7. The method according to any one of claims 1 to 4, wherein before selecting a plurality of feature subsets from the candidate feature set of the industrial data using the feature selection manner characterized by the plurality of individuals included in the initial population, the method further comprises:

converting the industrial data to be processed into a feature vector, and preprocessing the feature vector to obtain the feature set to be selected.

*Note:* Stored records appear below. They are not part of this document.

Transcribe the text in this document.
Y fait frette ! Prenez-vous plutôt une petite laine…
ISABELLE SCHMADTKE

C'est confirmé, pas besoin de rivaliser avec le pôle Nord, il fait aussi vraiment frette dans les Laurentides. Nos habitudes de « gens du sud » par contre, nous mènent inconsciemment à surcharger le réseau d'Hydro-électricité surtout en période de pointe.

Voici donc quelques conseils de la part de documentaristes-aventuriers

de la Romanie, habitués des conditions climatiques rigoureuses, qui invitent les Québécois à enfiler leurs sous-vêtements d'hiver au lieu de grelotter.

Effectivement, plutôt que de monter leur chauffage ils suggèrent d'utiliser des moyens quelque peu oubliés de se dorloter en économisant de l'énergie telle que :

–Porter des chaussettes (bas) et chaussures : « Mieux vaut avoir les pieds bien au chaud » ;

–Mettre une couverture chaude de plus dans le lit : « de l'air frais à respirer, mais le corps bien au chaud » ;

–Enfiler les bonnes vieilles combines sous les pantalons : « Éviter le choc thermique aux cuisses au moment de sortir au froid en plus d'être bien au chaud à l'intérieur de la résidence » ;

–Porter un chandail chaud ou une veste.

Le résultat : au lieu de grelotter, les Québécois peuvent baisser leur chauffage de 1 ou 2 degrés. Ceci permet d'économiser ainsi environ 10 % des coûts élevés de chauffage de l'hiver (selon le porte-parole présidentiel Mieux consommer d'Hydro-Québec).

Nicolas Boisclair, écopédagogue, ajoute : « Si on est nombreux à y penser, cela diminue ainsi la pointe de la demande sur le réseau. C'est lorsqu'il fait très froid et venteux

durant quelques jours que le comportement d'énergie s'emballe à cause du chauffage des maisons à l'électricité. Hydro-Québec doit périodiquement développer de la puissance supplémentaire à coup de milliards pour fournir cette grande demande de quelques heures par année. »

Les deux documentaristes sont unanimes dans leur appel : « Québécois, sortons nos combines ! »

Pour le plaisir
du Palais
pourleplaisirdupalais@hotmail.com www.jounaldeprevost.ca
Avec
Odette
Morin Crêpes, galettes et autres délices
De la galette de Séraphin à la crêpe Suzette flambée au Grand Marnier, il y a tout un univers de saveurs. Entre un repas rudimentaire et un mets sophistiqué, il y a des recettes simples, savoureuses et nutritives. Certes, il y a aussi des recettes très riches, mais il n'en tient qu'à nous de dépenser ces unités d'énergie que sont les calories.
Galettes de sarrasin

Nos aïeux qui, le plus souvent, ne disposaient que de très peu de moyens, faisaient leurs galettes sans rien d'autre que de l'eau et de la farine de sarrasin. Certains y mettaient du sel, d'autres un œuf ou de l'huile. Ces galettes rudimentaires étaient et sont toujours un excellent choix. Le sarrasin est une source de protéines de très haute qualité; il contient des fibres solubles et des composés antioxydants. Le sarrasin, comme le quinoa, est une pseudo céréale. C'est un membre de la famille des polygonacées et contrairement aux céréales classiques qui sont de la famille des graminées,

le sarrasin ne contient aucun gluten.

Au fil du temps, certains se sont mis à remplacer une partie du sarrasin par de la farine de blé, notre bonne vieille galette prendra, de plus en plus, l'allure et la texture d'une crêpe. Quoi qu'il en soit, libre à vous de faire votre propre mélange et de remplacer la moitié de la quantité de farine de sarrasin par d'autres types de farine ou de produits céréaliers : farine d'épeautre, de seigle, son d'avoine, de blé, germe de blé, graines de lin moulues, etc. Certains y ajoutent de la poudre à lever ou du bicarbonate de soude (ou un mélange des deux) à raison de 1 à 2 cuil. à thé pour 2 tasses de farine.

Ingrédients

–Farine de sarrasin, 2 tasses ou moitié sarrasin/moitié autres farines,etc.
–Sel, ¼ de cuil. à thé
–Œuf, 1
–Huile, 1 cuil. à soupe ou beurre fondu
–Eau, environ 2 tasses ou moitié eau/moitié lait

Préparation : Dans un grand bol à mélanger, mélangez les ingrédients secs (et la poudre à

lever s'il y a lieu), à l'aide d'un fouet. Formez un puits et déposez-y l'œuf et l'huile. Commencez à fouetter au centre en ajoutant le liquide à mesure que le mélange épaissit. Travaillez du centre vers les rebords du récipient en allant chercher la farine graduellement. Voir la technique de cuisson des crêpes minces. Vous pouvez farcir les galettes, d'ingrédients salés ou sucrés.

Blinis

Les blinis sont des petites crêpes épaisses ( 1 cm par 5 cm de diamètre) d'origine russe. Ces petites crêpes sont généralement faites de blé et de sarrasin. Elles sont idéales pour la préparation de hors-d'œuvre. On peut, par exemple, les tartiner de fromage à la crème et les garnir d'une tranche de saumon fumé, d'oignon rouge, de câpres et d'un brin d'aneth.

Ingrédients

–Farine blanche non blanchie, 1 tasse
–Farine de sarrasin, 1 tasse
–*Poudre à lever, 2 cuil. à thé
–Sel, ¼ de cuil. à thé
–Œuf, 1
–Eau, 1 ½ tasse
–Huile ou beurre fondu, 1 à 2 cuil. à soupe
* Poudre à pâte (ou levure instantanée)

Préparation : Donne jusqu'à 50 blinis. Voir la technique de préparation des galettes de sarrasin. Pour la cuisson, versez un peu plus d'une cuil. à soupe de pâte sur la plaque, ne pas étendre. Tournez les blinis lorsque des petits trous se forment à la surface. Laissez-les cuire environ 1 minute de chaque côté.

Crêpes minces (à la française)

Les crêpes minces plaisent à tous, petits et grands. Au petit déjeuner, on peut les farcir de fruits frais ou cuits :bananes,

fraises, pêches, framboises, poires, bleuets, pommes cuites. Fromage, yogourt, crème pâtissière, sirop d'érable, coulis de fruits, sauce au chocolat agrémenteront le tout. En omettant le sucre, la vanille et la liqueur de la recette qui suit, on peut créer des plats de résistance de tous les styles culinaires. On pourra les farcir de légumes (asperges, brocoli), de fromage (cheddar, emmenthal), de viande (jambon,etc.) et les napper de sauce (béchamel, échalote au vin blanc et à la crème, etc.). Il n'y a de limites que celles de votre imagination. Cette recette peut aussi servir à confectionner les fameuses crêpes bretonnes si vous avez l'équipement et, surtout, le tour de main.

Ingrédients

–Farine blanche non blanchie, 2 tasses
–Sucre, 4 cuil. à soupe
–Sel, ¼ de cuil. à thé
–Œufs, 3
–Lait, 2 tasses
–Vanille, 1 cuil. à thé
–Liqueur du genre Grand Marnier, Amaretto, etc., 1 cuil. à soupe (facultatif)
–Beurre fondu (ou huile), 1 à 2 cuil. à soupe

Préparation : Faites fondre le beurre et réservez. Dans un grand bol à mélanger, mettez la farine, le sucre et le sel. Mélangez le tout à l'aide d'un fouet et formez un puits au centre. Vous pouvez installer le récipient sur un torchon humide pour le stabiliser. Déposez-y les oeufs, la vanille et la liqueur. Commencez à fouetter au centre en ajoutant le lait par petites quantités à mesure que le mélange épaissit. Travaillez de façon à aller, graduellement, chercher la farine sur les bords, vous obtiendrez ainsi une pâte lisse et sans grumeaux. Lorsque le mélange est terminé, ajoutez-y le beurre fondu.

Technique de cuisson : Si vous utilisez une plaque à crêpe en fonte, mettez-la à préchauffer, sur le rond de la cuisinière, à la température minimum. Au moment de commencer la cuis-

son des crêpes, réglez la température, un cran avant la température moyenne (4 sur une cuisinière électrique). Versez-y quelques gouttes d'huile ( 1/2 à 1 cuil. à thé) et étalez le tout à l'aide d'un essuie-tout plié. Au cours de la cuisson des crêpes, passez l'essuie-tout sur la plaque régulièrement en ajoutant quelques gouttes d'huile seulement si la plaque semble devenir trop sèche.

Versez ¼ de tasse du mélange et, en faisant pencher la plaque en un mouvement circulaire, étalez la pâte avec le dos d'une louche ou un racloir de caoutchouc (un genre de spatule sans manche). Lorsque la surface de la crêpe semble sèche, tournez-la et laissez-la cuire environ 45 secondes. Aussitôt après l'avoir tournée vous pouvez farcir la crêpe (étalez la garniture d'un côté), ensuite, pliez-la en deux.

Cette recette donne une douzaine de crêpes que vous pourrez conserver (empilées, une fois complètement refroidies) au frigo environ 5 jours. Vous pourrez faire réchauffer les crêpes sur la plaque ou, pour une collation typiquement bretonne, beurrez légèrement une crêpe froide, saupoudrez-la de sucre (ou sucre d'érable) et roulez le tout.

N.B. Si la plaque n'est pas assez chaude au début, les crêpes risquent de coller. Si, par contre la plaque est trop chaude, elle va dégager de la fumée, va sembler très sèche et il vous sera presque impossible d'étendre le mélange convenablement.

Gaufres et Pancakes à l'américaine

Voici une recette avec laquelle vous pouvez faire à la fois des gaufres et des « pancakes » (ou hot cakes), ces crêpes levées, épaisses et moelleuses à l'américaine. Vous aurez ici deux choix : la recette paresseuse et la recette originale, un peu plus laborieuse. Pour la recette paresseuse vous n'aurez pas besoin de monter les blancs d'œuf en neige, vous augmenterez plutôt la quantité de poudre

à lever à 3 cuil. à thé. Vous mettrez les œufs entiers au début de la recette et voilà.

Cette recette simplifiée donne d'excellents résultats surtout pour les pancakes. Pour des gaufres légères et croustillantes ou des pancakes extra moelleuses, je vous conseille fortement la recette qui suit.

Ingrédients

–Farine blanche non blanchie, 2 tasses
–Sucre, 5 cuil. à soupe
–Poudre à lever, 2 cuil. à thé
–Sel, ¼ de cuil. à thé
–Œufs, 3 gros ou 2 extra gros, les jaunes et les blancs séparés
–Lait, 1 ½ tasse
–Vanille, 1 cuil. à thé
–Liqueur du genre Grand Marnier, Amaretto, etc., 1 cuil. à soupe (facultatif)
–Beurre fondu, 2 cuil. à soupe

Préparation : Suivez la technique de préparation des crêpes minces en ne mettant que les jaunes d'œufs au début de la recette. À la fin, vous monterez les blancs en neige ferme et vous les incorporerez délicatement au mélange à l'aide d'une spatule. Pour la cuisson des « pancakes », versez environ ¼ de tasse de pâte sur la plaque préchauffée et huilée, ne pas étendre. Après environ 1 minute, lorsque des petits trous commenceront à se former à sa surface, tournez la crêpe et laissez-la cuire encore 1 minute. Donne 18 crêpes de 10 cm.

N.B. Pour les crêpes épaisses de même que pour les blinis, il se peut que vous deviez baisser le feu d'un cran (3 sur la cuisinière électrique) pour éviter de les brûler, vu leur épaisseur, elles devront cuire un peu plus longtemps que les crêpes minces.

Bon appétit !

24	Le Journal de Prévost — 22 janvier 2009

8. An industrial data feature selection apparatus, the apparatus comprising:

the characteristic subset selection module is used for selecting a plurality of characteristic subsets from a characteristic set to be selected of the industrial data by utilizing a characteristic selection mode represented by a plurality of individuals contained in the initial population; the initial population is used for feature screening;

the parent selection module is used for selecting a first parent individual and a second parent individual from the plurality of individuals according to the prediction accuracy of the feature subset pair set prediction result;

the filial generation module is used for reserving the gene codes of the filial generations when the gene codes of the first parent individual and the second parent individual are the same, and reserving the gene codes corresponding to the parent individual with higher prediction accuracy as the gene codes of the filial generations when the gene codes of the first parent individual and the second parent individual are different, so as to obtain one filial generation;

the population optimization module is used for updating the initial population according to the prediction accuracy corresponding to the new feature subset selected based on the filial generation;

9. A computer device comprising a memory and a processor, the memory storing a computer program, characterized in that the processor, when executing the computer program, implements the steps of the method of any of claims 1 to 7.

10. A computer-readable storage medium, on which a computer program is stored, which, when being executed by a processor, carries out the steps of the method of any one of claims 1 to 7.